Mar 1 Biosecurity and Bioterrororism article abstract
HIV patients still vulnerable after pandemic H1N1 vaccination
HIV patients are significantly less likely than non-HIV patients to generate and maintain protective antibody responses to 2009 H1N1 influenza vaccine, leaving them susceptible to infection, says a study published in Vaccine. The study involved 127 participants, 63 with HIV and 64 without HIV infection; patients ranged in age from 18 to 50 years, and 83% of the HIV-infected patients were receiving highly active anti-retroviral treatment (HAART). Antibody levels to the 2009 H1N1 strain were measured by hemagglutination-inhibition assay at day 0, day 28, and 6 months after a single dose of vaccine. Seroconversion was defined as a titer of 1:40 or more postvaccination in those with a prevaccination titer of 1:10 or less. The HIV patients were less likely than the non-HIV patients to show seroconversion at day 28 (54% vs 75%) or to have a durable response at 6 months (28% vs 56%). In addition, geometric mean titers (GMTs) at 6 months were significantly lower among the HIV patients; younger age and receipt of HAART were associated with higher GMTs. The authors conclude that more immunogenic vaccines against influenza, in addition to HAART, are needed in this population.
Mar 1 Vaccine article (uncorrected proof)
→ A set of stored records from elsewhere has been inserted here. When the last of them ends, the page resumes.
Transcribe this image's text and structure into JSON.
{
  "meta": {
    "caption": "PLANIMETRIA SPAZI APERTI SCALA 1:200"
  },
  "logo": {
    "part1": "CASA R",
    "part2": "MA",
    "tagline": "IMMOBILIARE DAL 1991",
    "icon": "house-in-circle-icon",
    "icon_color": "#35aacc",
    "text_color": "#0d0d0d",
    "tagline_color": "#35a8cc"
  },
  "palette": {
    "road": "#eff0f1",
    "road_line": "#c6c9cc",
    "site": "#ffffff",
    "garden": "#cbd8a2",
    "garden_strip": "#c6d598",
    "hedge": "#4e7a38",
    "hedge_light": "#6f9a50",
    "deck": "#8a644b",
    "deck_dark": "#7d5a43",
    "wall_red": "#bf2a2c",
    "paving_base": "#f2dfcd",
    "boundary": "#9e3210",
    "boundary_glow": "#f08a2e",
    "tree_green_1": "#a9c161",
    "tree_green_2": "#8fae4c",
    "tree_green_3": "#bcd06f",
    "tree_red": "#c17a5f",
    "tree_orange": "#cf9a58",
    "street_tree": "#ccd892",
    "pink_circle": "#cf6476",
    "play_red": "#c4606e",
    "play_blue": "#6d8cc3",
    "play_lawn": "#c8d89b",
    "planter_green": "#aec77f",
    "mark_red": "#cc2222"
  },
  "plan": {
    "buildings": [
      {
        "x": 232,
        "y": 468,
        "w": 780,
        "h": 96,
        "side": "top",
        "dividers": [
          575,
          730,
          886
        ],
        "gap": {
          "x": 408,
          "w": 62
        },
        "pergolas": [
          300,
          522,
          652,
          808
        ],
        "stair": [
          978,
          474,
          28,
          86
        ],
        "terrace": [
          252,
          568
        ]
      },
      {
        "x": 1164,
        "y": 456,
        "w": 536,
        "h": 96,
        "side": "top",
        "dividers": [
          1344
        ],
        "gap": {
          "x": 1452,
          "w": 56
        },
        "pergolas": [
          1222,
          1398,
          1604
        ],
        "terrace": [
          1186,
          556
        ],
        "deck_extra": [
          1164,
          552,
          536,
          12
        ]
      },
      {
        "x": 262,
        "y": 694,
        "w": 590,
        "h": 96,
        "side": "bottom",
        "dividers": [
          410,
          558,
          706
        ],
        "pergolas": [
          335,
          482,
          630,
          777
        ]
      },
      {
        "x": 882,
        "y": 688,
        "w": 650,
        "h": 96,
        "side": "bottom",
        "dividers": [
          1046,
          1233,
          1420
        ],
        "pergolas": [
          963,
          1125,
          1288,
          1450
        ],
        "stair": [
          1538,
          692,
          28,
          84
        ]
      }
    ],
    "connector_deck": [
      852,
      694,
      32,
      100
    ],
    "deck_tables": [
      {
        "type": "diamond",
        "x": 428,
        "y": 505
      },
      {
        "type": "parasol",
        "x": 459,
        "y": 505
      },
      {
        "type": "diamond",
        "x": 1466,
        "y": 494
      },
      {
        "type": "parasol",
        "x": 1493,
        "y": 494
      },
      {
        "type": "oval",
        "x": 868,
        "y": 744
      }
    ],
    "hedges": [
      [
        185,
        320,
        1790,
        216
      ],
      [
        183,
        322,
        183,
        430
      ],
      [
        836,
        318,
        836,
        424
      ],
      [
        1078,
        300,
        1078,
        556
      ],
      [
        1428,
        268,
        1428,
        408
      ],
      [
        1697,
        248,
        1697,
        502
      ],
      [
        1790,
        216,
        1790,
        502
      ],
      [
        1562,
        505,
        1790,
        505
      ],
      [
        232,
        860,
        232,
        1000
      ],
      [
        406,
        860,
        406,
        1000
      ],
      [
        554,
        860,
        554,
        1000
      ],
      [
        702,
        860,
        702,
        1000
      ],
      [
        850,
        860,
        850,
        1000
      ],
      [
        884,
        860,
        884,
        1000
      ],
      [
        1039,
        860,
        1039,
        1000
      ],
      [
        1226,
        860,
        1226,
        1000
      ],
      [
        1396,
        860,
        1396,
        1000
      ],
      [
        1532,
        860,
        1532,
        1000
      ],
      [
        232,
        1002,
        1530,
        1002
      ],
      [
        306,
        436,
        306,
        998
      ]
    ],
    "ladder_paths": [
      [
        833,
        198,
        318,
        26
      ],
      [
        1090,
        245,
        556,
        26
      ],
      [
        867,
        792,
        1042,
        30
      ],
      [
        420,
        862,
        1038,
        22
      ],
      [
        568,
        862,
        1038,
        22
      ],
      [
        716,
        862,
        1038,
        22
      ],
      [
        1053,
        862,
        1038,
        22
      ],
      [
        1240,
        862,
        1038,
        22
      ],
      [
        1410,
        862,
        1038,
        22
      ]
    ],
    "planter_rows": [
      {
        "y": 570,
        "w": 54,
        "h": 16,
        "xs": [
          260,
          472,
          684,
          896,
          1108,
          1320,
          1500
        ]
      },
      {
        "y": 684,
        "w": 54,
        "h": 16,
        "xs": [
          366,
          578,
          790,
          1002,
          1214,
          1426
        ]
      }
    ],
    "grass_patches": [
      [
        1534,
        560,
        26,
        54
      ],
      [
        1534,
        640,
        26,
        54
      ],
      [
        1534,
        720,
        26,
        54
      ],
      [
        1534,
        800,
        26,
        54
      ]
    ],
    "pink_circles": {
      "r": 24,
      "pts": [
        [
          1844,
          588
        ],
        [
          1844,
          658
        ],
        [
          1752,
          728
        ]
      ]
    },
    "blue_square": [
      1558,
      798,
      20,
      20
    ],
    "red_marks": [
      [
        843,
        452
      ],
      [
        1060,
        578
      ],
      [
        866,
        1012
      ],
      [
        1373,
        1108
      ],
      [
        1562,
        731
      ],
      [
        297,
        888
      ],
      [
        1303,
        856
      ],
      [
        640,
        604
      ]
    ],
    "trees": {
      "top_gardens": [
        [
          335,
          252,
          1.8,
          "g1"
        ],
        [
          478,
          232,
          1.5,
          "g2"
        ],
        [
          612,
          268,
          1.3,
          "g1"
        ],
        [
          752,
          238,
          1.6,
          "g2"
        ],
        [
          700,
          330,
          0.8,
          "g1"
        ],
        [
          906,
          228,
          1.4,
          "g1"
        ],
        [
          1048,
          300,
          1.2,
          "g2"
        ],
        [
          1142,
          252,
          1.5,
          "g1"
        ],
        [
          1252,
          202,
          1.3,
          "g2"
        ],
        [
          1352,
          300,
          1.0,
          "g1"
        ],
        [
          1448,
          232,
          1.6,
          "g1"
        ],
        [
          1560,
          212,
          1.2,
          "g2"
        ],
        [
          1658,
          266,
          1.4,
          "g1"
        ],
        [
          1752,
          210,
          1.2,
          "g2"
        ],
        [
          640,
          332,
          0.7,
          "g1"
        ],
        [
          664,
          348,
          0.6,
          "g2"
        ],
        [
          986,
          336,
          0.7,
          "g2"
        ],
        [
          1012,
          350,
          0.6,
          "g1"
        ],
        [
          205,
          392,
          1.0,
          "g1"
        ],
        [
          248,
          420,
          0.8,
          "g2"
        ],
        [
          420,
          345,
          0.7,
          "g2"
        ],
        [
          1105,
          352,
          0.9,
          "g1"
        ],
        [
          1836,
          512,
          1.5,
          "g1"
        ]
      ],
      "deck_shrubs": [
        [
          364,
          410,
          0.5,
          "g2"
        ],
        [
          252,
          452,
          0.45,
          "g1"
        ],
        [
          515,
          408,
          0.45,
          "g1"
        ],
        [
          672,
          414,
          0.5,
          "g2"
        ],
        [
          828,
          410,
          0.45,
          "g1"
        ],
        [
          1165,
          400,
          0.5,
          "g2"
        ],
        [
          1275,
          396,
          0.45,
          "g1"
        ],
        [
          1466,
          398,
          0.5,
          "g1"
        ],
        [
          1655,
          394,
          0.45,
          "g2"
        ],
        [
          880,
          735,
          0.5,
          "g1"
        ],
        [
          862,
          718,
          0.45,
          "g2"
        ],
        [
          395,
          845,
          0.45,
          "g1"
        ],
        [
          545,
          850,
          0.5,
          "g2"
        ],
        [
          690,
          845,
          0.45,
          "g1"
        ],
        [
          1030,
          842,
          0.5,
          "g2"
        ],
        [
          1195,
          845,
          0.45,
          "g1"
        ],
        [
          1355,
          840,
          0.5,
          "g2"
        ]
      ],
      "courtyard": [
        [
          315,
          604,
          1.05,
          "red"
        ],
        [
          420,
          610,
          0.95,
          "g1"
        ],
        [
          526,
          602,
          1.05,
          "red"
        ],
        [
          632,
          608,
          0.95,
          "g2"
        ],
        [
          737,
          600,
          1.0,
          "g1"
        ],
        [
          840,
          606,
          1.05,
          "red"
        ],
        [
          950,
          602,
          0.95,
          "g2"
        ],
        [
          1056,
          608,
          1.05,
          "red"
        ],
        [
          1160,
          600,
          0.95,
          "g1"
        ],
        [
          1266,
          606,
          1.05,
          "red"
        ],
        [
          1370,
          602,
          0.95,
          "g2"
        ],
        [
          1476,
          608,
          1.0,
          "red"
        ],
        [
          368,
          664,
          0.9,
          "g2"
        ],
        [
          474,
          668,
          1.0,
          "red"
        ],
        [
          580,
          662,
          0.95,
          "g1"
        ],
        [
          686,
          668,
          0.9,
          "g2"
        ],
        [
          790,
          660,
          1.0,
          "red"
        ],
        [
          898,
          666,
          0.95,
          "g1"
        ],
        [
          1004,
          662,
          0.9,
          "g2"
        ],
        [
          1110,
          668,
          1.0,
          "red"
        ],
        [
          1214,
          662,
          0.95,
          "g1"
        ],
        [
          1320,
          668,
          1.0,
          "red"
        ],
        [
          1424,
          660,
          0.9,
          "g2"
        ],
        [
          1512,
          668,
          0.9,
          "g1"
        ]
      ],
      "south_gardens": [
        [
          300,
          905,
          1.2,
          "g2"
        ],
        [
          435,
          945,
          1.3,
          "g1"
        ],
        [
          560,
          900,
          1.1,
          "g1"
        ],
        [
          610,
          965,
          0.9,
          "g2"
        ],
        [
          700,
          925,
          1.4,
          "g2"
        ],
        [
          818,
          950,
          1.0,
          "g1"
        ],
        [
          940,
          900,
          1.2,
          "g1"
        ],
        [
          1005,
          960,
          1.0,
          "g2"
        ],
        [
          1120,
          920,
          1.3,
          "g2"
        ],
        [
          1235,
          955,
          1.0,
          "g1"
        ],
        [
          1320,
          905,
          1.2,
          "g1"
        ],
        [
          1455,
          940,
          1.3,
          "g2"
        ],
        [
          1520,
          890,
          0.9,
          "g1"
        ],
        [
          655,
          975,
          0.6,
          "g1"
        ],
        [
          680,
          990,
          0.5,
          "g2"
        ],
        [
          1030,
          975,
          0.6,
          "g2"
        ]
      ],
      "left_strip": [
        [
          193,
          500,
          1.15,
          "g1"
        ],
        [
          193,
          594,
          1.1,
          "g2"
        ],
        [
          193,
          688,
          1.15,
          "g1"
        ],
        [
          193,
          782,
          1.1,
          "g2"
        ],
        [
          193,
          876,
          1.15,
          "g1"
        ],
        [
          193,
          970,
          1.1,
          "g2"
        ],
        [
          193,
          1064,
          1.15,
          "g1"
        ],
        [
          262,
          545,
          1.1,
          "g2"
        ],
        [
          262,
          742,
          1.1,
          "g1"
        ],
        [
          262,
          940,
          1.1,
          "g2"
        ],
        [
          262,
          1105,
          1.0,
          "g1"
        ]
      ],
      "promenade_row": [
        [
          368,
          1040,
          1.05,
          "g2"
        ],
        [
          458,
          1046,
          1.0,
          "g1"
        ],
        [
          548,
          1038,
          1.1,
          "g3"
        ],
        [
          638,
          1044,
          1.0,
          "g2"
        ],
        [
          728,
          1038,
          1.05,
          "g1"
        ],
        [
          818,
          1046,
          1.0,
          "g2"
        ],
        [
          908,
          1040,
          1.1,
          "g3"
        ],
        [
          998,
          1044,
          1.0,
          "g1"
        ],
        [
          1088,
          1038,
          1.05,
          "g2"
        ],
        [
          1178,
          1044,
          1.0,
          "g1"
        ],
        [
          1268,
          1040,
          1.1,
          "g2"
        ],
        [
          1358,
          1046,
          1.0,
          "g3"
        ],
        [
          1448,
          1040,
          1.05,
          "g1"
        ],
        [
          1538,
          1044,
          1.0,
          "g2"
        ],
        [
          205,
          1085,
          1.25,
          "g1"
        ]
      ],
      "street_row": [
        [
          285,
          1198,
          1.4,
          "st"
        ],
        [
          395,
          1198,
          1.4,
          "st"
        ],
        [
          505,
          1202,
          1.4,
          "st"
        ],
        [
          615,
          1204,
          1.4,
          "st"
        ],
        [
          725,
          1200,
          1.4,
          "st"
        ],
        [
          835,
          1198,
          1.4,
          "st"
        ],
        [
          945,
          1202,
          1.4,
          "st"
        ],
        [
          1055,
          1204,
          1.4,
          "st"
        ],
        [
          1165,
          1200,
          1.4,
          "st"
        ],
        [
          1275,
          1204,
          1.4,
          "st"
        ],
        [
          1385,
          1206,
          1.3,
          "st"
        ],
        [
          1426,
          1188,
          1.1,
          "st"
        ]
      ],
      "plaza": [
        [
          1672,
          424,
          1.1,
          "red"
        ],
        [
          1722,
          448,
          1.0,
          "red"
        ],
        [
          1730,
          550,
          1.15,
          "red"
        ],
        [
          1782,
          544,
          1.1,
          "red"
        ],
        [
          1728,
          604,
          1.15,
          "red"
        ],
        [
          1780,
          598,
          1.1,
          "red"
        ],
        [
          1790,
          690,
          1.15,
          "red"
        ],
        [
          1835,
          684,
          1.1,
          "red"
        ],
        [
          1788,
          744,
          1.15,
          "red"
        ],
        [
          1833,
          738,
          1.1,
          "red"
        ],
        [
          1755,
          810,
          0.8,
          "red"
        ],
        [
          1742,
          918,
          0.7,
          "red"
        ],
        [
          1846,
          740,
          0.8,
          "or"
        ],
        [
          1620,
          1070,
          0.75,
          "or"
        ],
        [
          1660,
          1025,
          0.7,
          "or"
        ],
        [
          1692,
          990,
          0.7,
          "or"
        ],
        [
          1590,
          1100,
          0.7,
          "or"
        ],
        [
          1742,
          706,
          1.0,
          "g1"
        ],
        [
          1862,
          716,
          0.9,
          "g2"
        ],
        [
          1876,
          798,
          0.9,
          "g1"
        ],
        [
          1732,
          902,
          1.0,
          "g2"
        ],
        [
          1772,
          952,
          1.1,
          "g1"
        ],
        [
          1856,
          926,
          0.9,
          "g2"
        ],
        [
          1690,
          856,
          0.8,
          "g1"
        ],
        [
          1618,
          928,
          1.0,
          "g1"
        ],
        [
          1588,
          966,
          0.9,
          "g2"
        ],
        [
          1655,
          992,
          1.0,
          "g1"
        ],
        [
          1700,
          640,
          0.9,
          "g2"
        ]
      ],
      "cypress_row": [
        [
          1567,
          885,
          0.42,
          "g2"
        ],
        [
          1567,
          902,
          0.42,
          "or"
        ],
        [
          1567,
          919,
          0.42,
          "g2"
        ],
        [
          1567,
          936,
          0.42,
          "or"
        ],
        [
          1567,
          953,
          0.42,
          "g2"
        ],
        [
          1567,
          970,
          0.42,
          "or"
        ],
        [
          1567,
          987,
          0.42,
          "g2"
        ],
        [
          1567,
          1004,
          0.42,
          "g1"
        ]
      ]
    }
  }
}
Drug to combat diarrhea gets FDA OK for phase 1 trials
In what it calls a milestone in the fight against cholera, the Institute for OneWorld Health (iOWH) yesterday announced that it received US Food and Drug Administration (FDA) approval to begin phase 1 trials for iOWH032, a drug to treat secretory diarrhea. The iOWH said in a news release, "This is the first submission of an Investigational New Drug application for a completely new chemical entity by a non-profit of this size to receive such rapid FDA clearance, and it could be the first synthetic drug of its kind for diarrheal diseases." The new drug, whose development was funded by the Bill & Melinda Gates Foundation, reduces fluid loss and is designed to be used in conjunction with oral rehydration therapy to combat dehydration. "It is hard to overstate the need for this kind of medicine," said iOWH CEO Richard Chin, MD. "Diarrheal diseases—such as cholera—kill more children in developing countries than AIDS, tuberculosis, and malaria combined." Chin said the institute, based in San Francisco, hopes to begin phase 1 human trials next month.